Они почти поравнялись со мной, я сделал два шага и оказался на дороге прямо перед ними.

- Бомж! - поморщилась Мери.

Чтобы ее совершенно разуверить, я по-французски же ей ответил:

- Не бойтесь, сударыня, я не менее социален, чем ваш кавалер.

Она смутилась. Ну конечно, нельзя ж так ошибаться. Тем более - по отношению к кавалеру. Клубницкий бросил на меня весьма недовольный взгляд.

Поздним уже вечером, часов в одиннадцать, я пошел гулять по липовой аллее бульвара. Город спал, только в некоторых окнах мелькали огни.
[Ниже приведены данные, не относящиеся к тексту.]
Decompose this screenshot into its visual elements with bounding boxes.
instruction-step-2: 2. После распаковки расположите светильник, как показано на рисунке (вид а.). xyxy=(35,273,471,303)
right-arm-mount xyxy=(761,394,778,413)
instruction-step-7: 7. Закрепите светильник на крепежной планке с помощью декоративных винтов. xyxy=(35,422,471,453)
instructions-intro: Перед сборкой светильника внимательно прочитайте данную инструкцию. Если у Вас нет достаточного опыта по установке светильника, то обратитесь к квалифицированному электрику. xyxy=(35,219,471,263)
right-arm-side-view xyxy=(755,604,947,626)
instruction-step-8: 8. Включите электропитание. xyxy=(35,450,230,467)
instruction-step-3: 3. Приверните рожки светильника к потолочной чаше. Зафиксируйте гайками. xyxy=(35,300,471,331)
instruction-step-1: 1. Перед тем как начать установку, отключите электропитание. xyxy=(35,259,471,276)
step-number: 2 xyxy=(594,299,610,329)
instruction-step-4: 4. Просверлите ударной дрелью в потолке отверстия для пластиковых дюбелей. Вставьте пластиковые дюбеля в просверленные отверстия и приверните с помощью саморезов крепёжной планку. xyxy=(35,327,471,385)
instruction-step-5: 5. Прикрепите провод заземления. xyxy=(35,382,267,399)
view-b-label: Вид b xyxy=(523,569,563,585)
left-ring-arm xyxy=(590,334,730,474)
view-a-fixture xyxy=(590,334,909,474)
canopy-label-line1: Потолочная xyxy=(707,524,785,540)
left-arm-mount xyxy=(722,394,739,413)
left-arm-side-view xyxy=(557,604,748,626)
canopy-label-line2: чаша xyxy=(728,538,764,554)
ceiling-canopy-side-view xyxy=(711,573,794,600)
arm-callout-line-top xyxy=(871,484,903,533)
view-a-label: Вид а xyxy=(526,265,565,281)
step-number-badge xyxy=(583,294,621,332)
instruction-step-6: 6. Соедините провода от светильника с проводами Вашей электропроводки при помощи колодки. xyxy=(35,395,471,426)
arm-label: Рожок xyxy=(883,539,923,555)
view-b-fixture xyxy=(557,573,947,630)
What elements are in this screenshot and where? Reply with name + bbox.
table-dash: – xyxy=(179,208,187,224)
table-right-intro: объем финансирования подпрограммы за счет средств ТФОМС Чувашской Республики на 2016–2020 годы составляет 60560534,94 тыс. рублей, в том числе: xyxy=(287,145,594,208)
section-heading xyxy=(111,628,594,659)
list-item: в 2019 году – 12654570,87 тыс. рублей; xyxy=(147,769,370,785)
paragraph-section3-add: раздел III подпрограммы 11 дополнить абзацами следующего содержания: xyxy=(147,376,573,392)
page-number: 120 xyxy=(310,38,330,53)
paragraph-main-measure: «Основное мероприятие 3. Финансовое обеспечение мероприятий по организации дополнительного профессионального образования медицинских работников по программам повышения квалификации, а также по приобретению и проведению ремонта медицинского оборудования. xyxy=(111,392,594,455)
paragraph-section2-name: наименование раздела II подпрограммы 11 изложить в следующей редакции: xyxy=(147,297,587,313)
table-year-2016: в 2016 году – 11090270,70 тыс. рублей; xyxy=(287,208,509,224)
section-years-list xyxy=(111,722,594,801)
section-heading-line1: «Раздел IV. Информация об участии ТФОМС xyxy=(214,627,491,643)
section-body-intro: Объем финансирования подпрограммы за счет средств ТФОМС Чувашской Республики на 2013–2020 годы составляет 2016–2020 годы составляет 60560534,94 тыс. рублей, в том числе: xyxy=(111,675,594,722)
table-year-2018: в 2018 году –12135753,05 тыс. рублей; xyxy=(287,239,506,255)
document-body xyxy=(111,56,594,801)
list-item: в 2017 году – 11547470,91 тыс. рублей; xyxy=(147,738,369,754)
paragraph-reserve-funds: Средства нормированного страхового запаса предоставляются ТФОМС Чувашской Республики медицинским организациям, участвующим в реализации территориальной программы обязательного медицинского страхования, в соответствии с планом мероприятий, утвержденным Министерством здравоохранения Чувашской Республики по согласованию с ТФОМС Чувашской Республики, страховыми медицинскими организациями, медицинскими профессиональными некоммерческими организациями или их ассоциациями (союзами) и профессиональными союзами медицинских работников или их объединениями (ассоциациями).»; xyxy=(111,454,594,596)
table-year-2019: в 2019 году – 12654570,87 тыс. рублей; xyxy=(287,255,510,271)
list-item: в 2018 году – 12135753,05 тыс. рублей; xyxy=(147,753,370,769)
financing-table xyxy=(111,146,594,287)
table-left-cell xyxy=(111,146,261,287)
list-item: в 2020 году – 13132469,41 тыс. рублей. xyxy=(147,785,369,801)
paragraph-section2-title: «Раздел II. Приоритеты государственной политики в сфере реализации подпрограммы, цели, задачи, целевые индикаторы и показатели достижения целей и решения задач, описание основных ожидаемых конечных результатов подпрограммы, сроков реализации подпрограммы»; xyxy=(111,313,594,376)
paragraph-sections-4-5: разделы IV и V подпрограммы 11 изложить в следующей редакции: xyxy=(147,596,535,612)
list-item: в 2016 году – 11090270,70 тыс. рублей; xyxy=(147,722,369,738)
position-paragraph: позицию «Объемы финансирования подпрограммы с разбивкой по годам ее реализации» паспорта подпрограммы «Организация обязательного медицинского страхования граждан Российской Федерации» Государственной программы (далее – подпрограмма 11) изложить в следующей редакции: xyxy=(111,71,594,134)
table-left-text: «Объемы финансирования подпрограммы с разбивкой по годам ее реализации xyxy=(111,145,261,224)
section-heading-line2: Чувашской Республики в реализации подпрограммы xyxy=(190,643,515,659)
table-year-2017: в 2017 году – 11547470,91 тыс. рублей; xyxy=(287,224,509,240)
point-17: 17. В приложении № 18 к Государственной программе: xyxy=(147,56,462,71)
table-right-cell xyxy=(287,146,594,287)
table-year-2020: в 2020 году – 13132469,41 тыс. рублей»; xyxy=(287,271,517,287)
С трех сторон чернели гребни утесов; месяц подымался на востоке; вдали темным серебром мерцали снеговые горы. Я сел на скамью и задумался. "Отчего в горах я повстречался не с Ниной, а с Мери и Клубницким? - думал я. - Нинка, конечно, пошла мне навстречу, но ошиблась. Лишившись демонов, она утеряла чувствительность, сделалась почти нормальной. Но, по правде, произошло все это почти случайно".



Вдруг послышались быстрые и неровные шаги... Верно, Клубницкий... Так и есть!

- Откуда?

- От княгини Василеостровской, - сказал он очень важно. - Какая Мери сенситивная...

- Какая?

Он не ответил и погрузился в мысли.

- А знаешь ли ты, что сегодня ты ее ужасно рассердил? - произнес он, решившись, что ли, это сказать. - Она нашла твои манеры отвратительными. Я насилу мог ее уверить, что ты не обыкновенный наркоман-кейфовальщик, но имеешь за душой кое-что. Тогда она сказала, что ты, верно, слишком высокого мнения о своей душе.

- Она не ошибается... А ты что же, уже сошелся с ней ментально?

- Мне жаль, но пока еще нет...

"О, - подумал я, - уже есть, видимо, какие-то надежды..."

- Впрочем, тебе же хуже, - продолжал он, - теперь тебе будет практически невозможно с ними познакомится, а между тем, это один из самых высоких домов, которые я только знаю...

Я внутренне улыбнулся.

- Ну, теперь меня влечет более всего к своему дому, - сказал я, зевнул и встал, чтобы идти.

- Признайся, ты досадуешь?

- Ничуть. Если захочу, то завтра же буду у княгини.

- Посмотрим...

- И даже, чтобы доставить тебе удовольствие, заберу себе княжну.

- Вот уж она захочет!

- Я просто подожду, пока ты ее не достанешь. За неделю, думаю, управишься. Прощай.

- А я пойду шататься, теперь ни за что не засну. Пойду в тусовку на флэт, мне нужен джойнт, водки на худой конец...

- Желаю тебе приятной ломки. А лучше - скушай-ка ноотропила.

Я пошел домой.

21-го мая

Прошла почти неделя, а я еще не познакомился с Василеостровскими. Жду удобного случая. Клубницкий тенью или же хвостиком следует за княжной повсюду; разговоры их бесконечны: когда же он ей наскучит? Мать не обращает на это внимания, потому что он явно не харизматичен. Вот уж у матерей и логика! Я подметил два-три глубоких взгляда - надо это прекращать.